Aircell is preparing to roll out a new service that allows passengers to download movies, television shows and other content for a fee on aircraft equipped with its Gogo in-flight broadband solution.
The cached content offering forms a strategic part of Aircell's business plan. "Our strategy is to bring in-flight entertainment (IFE) into the Apple iPod world," Aircell director, product and platform management Eric Lemond recently told ATI.
Gogo, which is presently installed on about 700 aircraft in the US fleet, is capable of delivering a wide range of content from its media server directly to end users' devices over its in-cabin Wi-fi network.
"We're going to provide a lot of choice - think hundreds of titles," says Aircell senior vice-president airline solutions Fran Phillips.

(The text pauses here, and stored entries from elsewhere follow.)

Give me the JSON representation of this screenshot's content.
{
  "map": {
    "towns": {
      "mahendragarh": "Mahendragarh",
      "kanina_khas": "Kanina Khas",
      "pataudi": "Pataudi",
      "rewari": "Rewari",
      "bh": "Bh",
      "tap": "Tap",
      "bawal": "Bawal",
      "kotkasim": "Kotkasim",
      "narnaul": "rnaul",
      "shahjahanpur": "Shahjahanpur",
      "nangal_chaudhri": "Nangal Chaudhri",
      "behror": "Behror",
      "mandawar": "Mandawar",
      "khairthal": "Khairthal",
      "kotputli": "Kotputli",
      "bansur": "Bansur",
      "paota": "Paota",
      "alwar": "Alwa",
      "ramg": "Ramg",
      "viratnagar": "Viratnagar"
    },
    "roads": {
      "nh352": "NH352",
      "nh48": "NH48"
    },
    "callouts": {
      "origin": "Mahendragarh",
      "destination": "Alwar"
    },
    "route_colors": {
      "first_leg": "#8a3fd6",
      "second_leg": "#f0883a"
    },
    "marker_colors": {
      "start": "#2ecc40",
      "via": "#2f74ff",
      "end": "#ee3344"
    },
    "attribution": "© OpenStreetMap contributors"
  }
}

To access Gogo video, users will download the so-called 'Gogo Video Client' to their laptops. The video client is an iTunes-like application that showcases all the available content "in a compelling way for customers", says Lemond.
Troubleshooting will also be a click away for passengers. "A button in the system will let you launch an instant message [chat] with one of the support representatives and help you out if you need it," he says.
The video offering "will smooth out the peaks and valleys for us", allowing Aircell to offer video as an alternative - or complement - to in-flight Internet, says Phillips, noting, for example, that some people may prefer to watch a movie on a Friday night versus surfing the Internet, and parents may seek to download a video for their child's entertainment.
"If you wanted to do email at the same time as watching a show, you can," notes Lemond
Computer World reports that users could pay about $2 to $4 for a television show or movie, and that the service will be initially accessible on laptops equipped with Windows software.